A Year After Charlottesville

The image, a photographer’s capture of the moment a driver plowed his car into a crowd of people in Charlottesville, Virginia, a year ago, is indelible.

Two people are airborne, one upside down, shoes fly away, a third person lies wounded on the street, someone, having been violently struck, has landed on the hood of the car.

The chaotic scene was the culmination of other violence that took place when white supremacists and those who opposed them clashed at a rally intended to, and titled, “Unite the Right.” The first anniversary of what has come to be known simply as “Charlottesville” was observed Sunday in that Virginia city with a rally and march on the University of Virginia campus in opposition to white supremacy. The university created a designated space for the demonstration and declined to allow the protesters to meet where fighting took place last year, at the base of a statue of Thomas Jefferson. Charlottesville closed streets downtown and parks throughout the city.

The year’s passage was commemorated by white supremacy groups with a rally — “Unite the Right 2” — in Washington, D.C., at Lafayette Square in front of the White House. Various counter-protest groups also received permits to demonstrate and express their feelings, and one group marched to the same site. To avoid violence, a strong police presence kept the two factions apart.

It may have been the good law enforcement planning or the fact that the supremacists were greatly outnumbered by those opposing them or the shunning of the rally by some right-wing extremist groups — or some combination of those factors — that allowed the rally and counter-rally to take place without (at this writing, on Sunday afternoon) the sort of violence that came to characterize last year’s gatherings in Charlottesville.

But no one should be fooled into thinking that white supremacy is anything but alive and festering, or that last year’s white supremacist rally was some insignificant anomaly.

August 11 and 12, 2017, we recall, brought together a large number of Confederate diehards, Ku Klux Klansmen, neo-Nazis and an assortment of domestic militias to protest the planned removal of a statue of Robert E. Lee, the commander of Confederate forces during the Civil War, from Charlottesville’s Emancipation Park.

Among the marchers were many who chanted racist and anti-Semitic slogans, carried semi-automatic rifles, swastikas, Nazi symbols, Confederate battle flags, Crusader era-style crosses and other symbols of recent and current hateful sentiment. The chants included “White lives matter!” “You will not replace us!” (which morphed into “Jews will not replace us!”) and the Nazi slogan “Blood and Soil!”
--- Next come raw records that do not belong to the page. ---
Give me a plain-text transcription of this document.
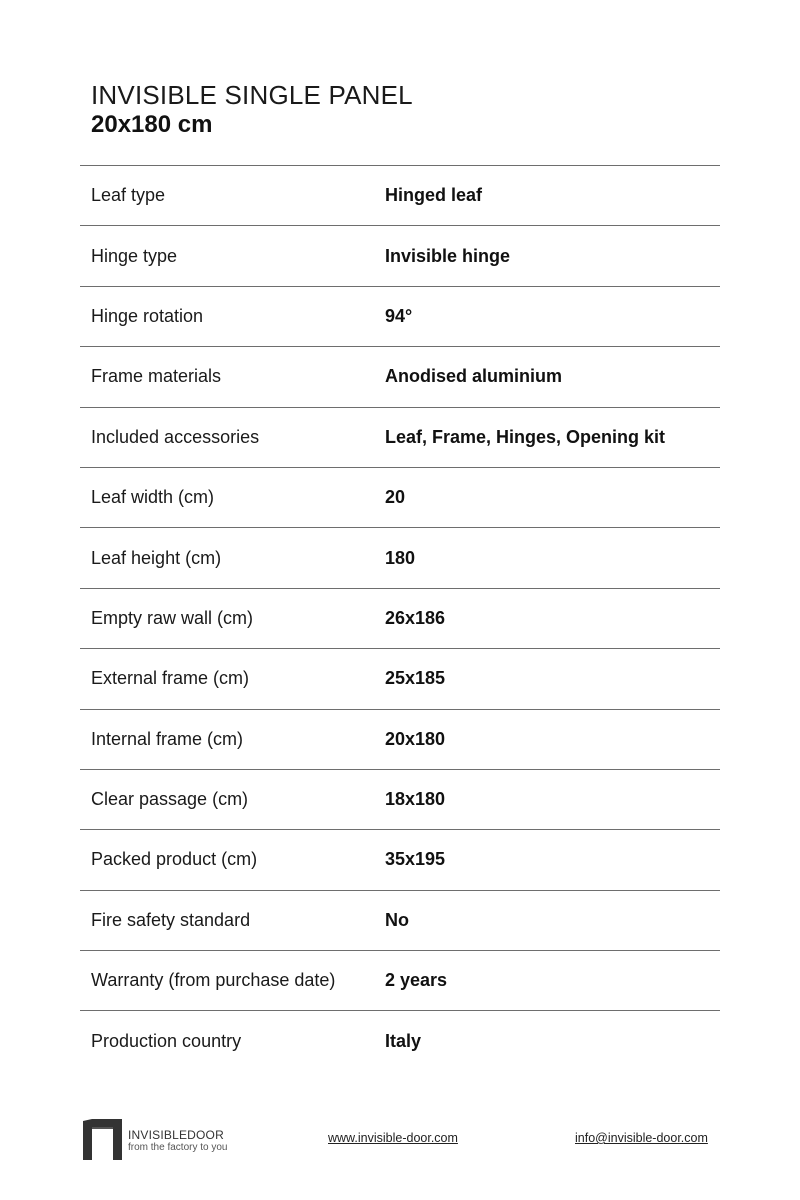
INVISIBLE SINGLE PANEL
20x180 cm
Leaf type	Hinged leaf
Hinge type	Invisible hinge
Hinge rotation	94°
Frame materials	Anodised aluminium
Included accessories	Leaf, Frame, Hinges, Opening kit
Leaf width (cm)	20
Leaf height (cm)	180
Empty raw wall (cm)	26x186
External frame (cm)	25x185
Internal frame (cm)	20x180
Clear passage (cm)	18x180
Packed product (cm)	35x195
Fire safety standard	No
Warranty (from purchase date)	2 years
Production country	Italy
INVISIBLEDOOR
from the factory to you
www.invisible-door.com	info@invisible-door.com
Some of the posters held aloft targeted blacks; others, Jews. “The Goyim know,” read one. “The Jewish media is going down,” proclaimed another. “Jews are Satan’s children,” yet another. Two representatives of the rabidly anti-Semitic website “The Daily Stormer” led the chant: “Gas the kikes, race war now!” When speakers mentioned the name of Michael Signer, the Jewish then-mayor of Charlottesville, anti-Semitic slurs were shouted.

None of which was surprising, considering that official material promoting the gathering had included imagery reminiscent of the Third Reich.

Ahead of last year’s rally, with the memory of a KKK gathering in the city a month earlier still vivid, an array of faith-based groups, civil rights organizations, local businesses, and faculty and students at the University of Virginia planned counter-protests. Most of the counter-protesters were ordinary residents of Charlottesville who wanted to show their disdain for white supremacist groups, but an unknown number of radical left, violent anti-fascists, parts of a movement sometimes labeled “Antifa,” showed up as well.

That event turned violent after protesters clashed with counter-protesters, leaving over 30 injured and, the result of the driver who aimed his car at nonviolent counter-protesters, one woman dead.

The ADL’s Center on Extremism has reported that, in the months since Charlottesville, it has tracked nearly 500 white supremacist propaganda incidents, more than in all of 2017.

Robert E. Lee may or may not deserve the reverence or the opprobrium offered him by different groups of Americans. But his statue has become the symbol of a rift in American society, and an emblem for white supremacists who openly express hatred for those of different ethnicities or faiths.

As courts mull the fate of Confederate Army tributes, including the bronze likeness of General Lee in Charlottesville, that statue still stands. Regardless, though, of whether it will continue to occupy its pedestal or not, the hatred it came to reveal among some of the citizenry, unfortunately, perseveres.